Dans mes précédents livres, j’ai beaucoup travaillé sur la question de l’écoanxiété, de la crise climatique, du rôle que peut avoir la littérature face à ce qui nous arrive. J’ai trouvé cette photo au hasard de notre album familial. J’y ai vu quelque chose de beau et étrange à la fois: que viennent faire des ours polaires à l’intérieur d’un glacier suisse en perdition? Il y a une symbolique forte dans ce croisement entre l’imaginaire polaire et l’imaginaire glaciaire, bientôt post-glaciaire. J’ai voulu tirer le fil de ce mystère sans trop savoir où ça allait me mener.
Les glaciers, chez vous, sont liés à l’enfance…

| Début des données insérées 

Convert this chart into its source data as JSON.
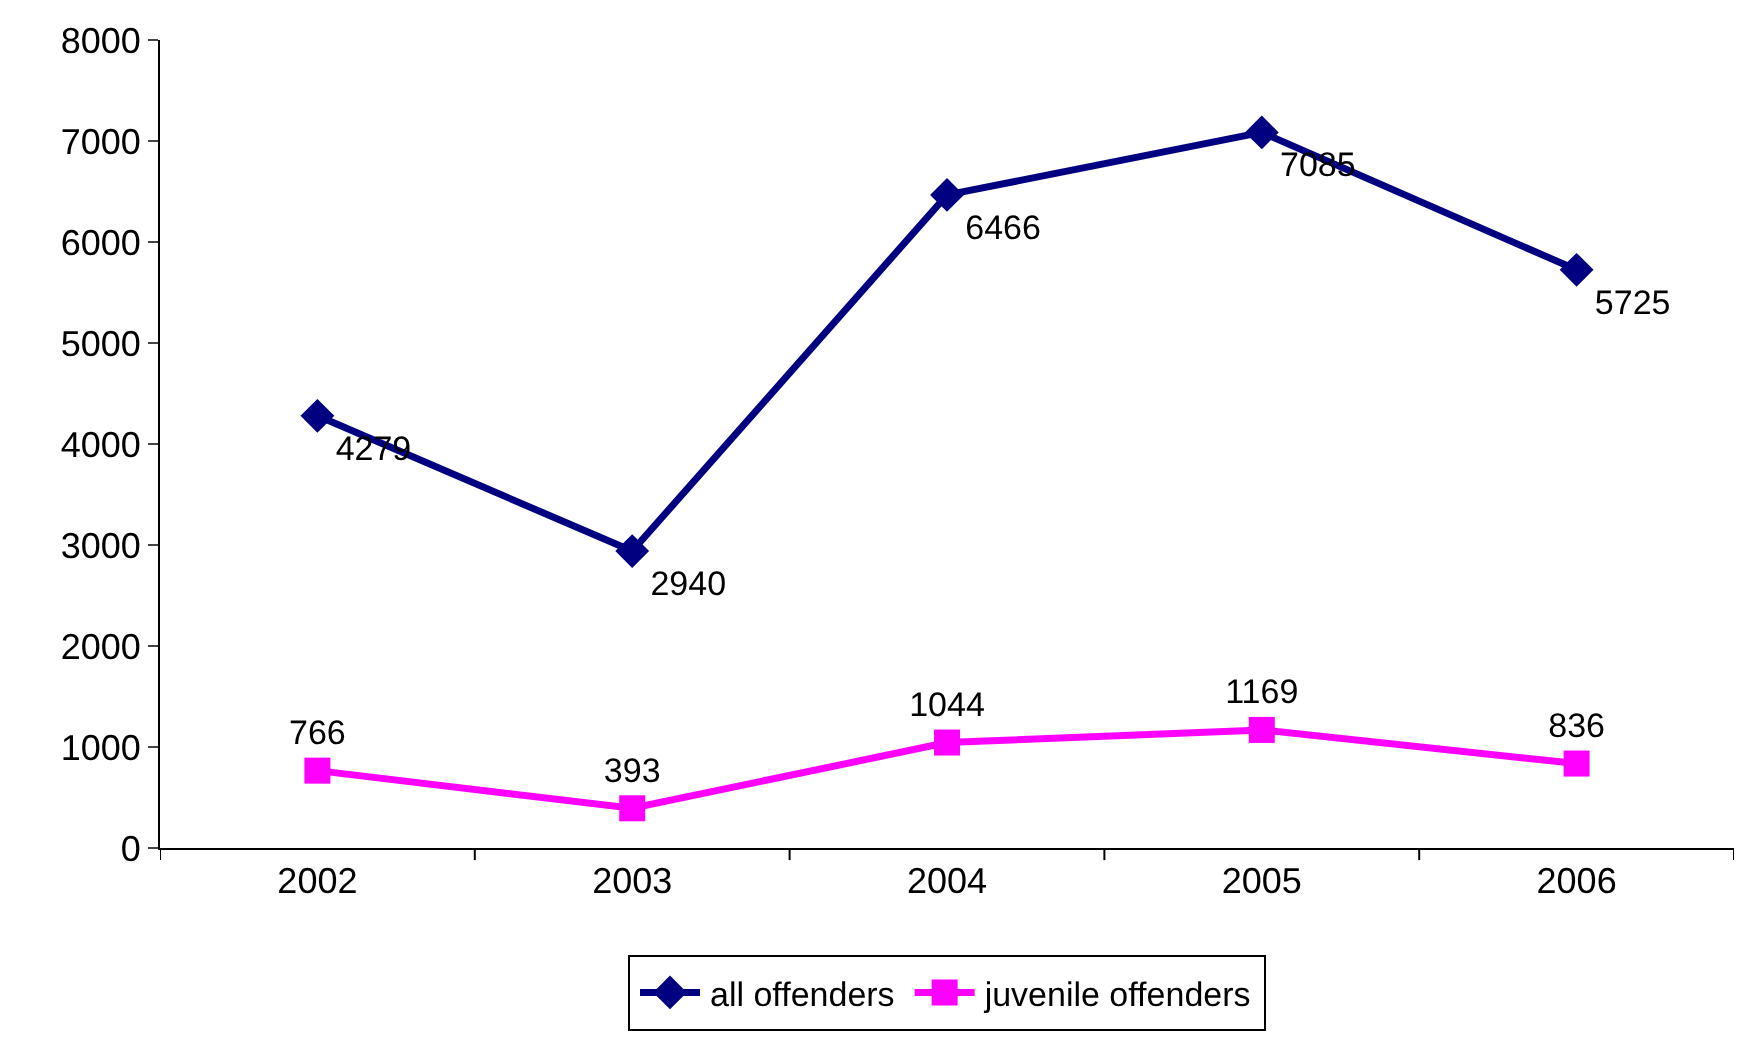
{
  "chart_data": {
    "type": "line",
    "categories": [
      "2002",
      "2003",
      "2004",
      "2005",
      "2006"
    ],
    "series": [
      {
        "name": "all offenders",
        "color": "#000080",
        "values": [
          4279,
          2940,
          6466,
          7085,
          5725
        ],
        "marker": "diamond"
      },
      {
        "name": "juvenile offenders",
        "color": "#ff00ff",
        "values": [
          766,
          393,
          1044,
          1169,
          836
        ],
        "marker": "square"
      }
    ],
    "ylim": [
      0,
      8000
    ],
    "yticks": [
      0,
      1000,
      2000,
      3000,
      4000,
      5000,
      6000,
      7000,
      8000
    ],
    "grid": false,
    "legend": "bottom",
    "data_labels": true,
    "line_style": "solid"
  }
}
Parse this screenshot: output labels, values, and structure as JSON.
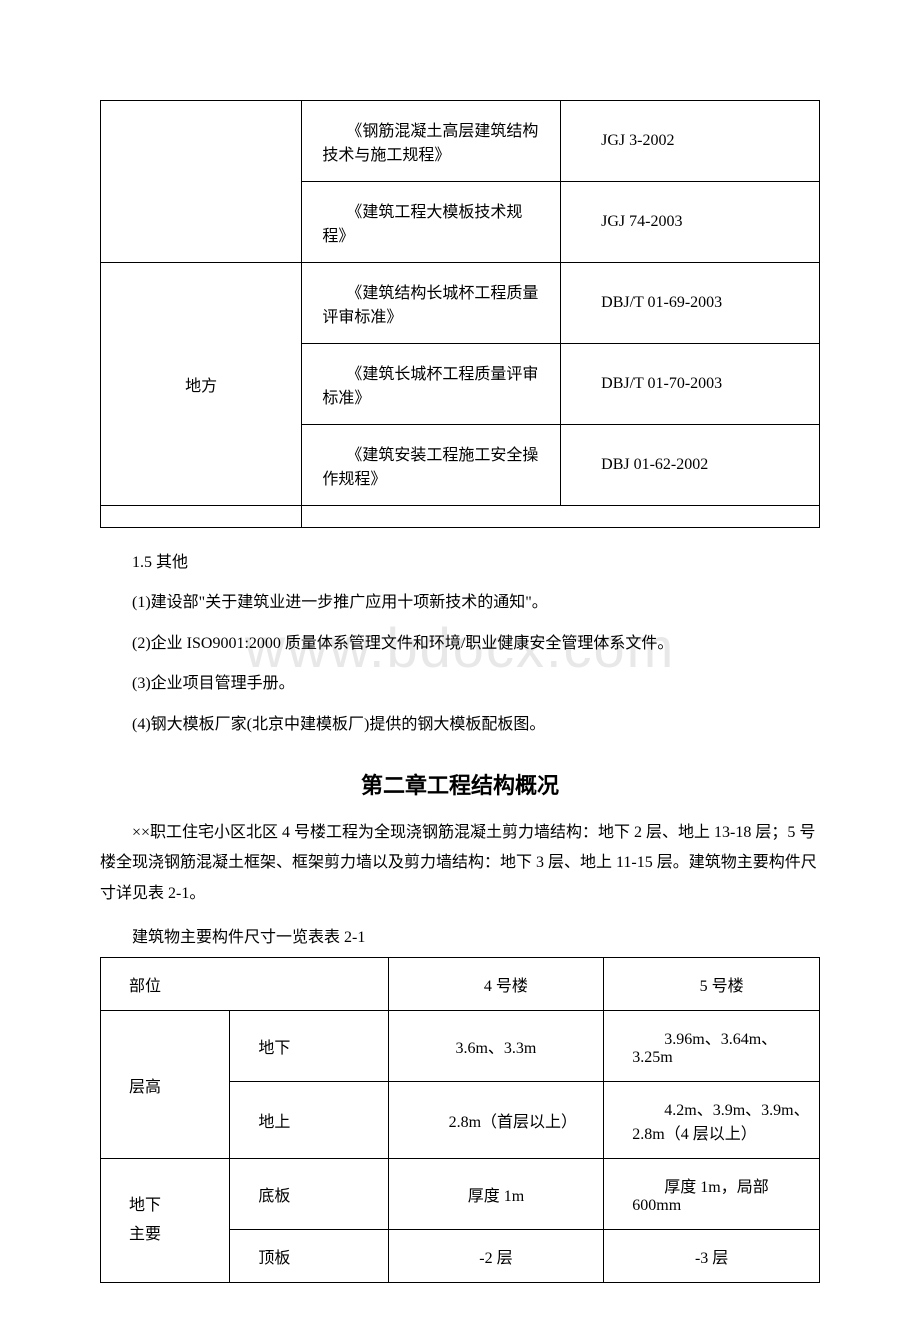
{
  "watermark": "www.bdocx.com",
  "table1": {
    "rows": [
      {
        "col1": "",
        "col2": "　　《钢筋混凝土高层建筑结构技术与施工规程》",
        "col3": "JGJ 3-2002",
        "rowspan": 2,
        "hideCol1": false
      },
      {
        "col1": "",
        "col2": "　　《建筑工程大模板技术规程》",
        "col3": "JGJ 74-2003",
        "hideCol1": true
      },
      {
        "col1": "地方",
        "col2": "　　《建筑结构长城杯工程质量评审标准》",
        "col3": "DBJ/T 01-69-2003",
        "rowspan": 3,
        "hideCol1": false
      },
      {
        "col1": "",
        "col2": "　　《建筑长城杯工程质量评审标准》",
        "col3": "DBJ/T 01-70-2003",
        "hideCol1": true
      },
      {
        "col1": "",
        "col2": "　　《建筑安装工程施工安全操作规程》",
        "col3": "DBJ 01-62-2002",
        "hideCol1": true
      }
    ],
    "colWidths": [
      "28%",
      "36%",
      "36%"
    ]
  },
  "section15": {
    "title": "1.5 其他",
    "items": [
      "(1)建设部\"关于建筑业进一步推广应用十项新技术的通知\"。",
      "(2)企业 ISO9001:2000 质量体系管理文件和环境/职业健康安全管理体系文件。",
      "(3)企业项目管理手册。",
      "(4)钢大模板厂家(北京中建模板厂)提供的钢大模板配板图。"
    ]
  },
  "chapter2": {
    "title": "第二章工程结构概况",
    "desc": "××职工住宅小区北区 4 号楼工程为全现浇钢筋混凝土剪力墙结构：地下 2 层、地上 13-18 层；5 号楼全现浇钢筋混凝土框架、框架剪力墙以及剪力墙结构：地下 3 层、地上 11-15 层。建筑物主要构件尺寸详见表 2-1。",
    "caption": "建筑物主要构件尺寸一览表表 2-1"
  },
  "table2": {
    "header": {
      "a": "部位",
      "c": "4 号楼",
      "d": "5 号楼"
    },
    "rows": [
      {
        "a": "层高",
        "b": "地下",
        "c": "3.6m、3.3m",
        "d": "　　3.96m、3.64m、3.25m",
        "rowspanA": 2
      },
      {
        "b": "地上",
        "c": "　　2.8m（首层以上）",
        "d": "　　4.2m、3.9m、3.9m、2.8m（4 层以上）"
      },
      {
        "a": "地下主要",
        "b": "底板",
        "c": "厚度 1m",
        "d": "　　厚度 1m，局部 600mm",
        "rowspanA": 2
      },
      {
        "b": "顶板",
        "c": "-2 层",
        "d": "-3 层"
      }
    ]
  }
}
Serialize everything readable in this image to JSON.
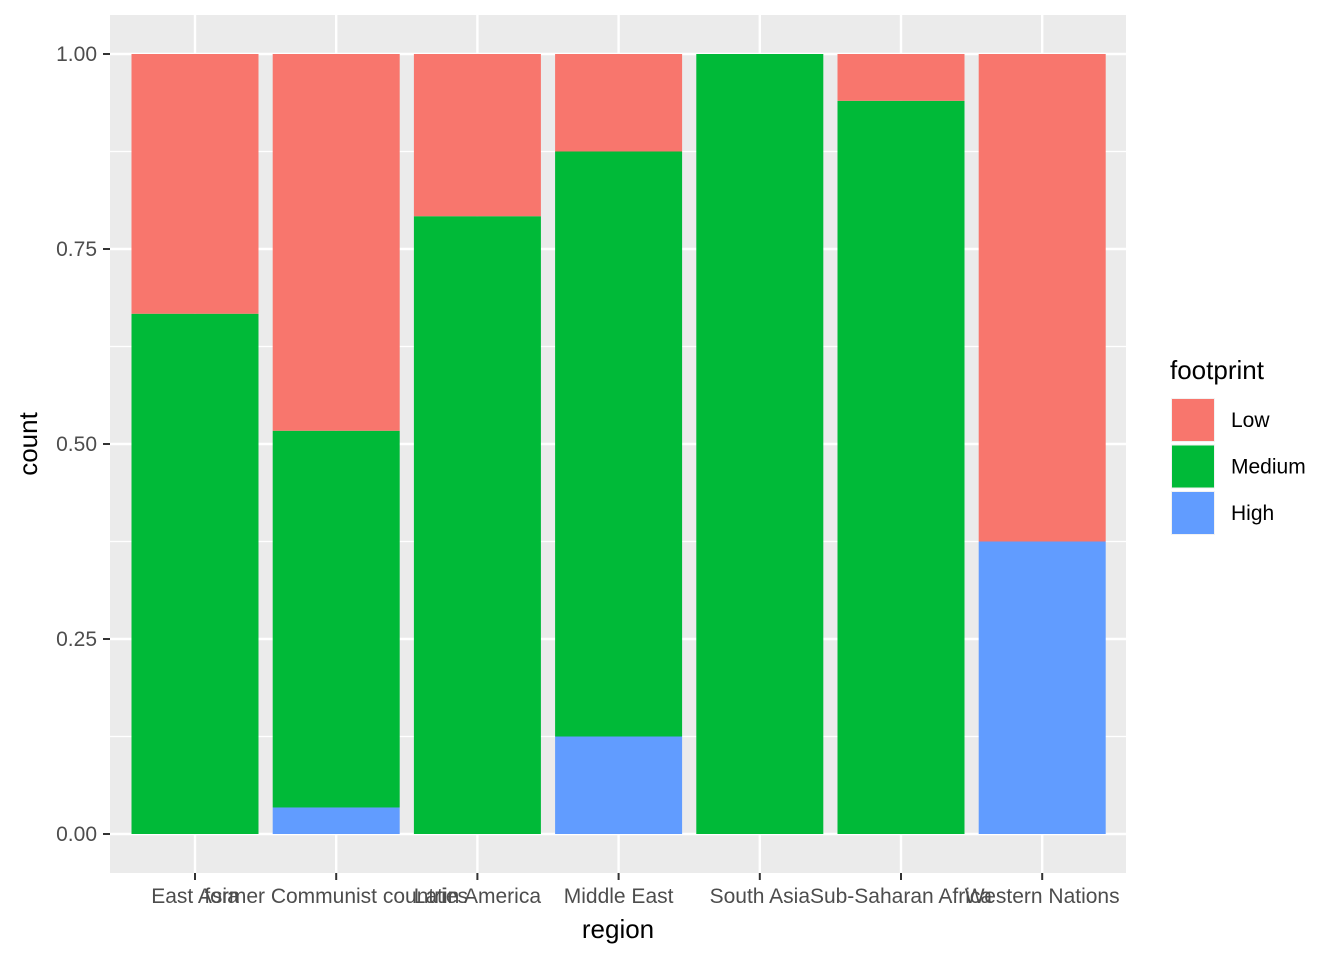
{
  "chart_data": {
    "type": "bar",
    "stacked": true,
    "xlabel": "region",
    "ylabel": "count",
    "ylim": [
      0,
      1
    ],
    "yticks": [
      0,
      0.25,
      0.5,
      0.75,
      1
    ],
    "ytick_labels": [
      "0.00",
      "0.25",
      "0.50",
      "0.75",
      "1.00"
    ],
    "grid": true,
    "panel_background": "#ebebeb",
    "categories": [
      "East Asia",
      "former Communist countries",
      "Latin America",
      "Middle East",
      "South Asia",
      "Sub-Saharan Africa",
      "Western Nations"
    ],
    "stack_order_bottom_to_top": [
      "High",
      "Medium",
      "Low"
    ],
    "series": [
      {
        "name": "Low",
        "color": "#f8766d",
        "values": [
          0.333,
          0.483,
          0.208,
          0.125,
          0.0,
          0.06,
          0.625
        ]
      },
      {
        "name": "Medium",
        "color": "#00ba38",
        "values": [
          0.667,
          0.483,
          0.792,
          0.75,
          1.0,
          0.94,
          0.0
        ]
      },
      {
        "name": "High",
        "color": "#619cff",
        "values": [
          0.0,
          0.034,
          0.0,
          0.125,
          0.0,
          0.0,
          0.375
        ]
      }
    ],
    "legend": {
      "title": "footprint",
      "position": "right",
      "entries": [
        "Low",
        "Medium",
        "High"
      ]
    }
  }
}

J’ai grandi jusqu’à mes 10 ans en Valais, et c’est un environnement qui est inscrit au creux de mon imaginaire. J’y éprouve une double nostalgie, celle de l’enfance et celle d’un territoire. Mais je ne voulais pas faire de ce livre quelque chose de trop intime. Je me suis documenté, j’ai interrogé des scientifiques, accumulé de la matière. Et puis en août dernier, après plus de deux ans et demi d’enquête, j’ai retrouvé le photographe qui, à la suite de son père, tenait cette attraction au fond de la grotte du glacier du Rhône. À partir de là, j’avais tout l’arc narratif du livre, du début de l’enquête jusqu’à sa résolution.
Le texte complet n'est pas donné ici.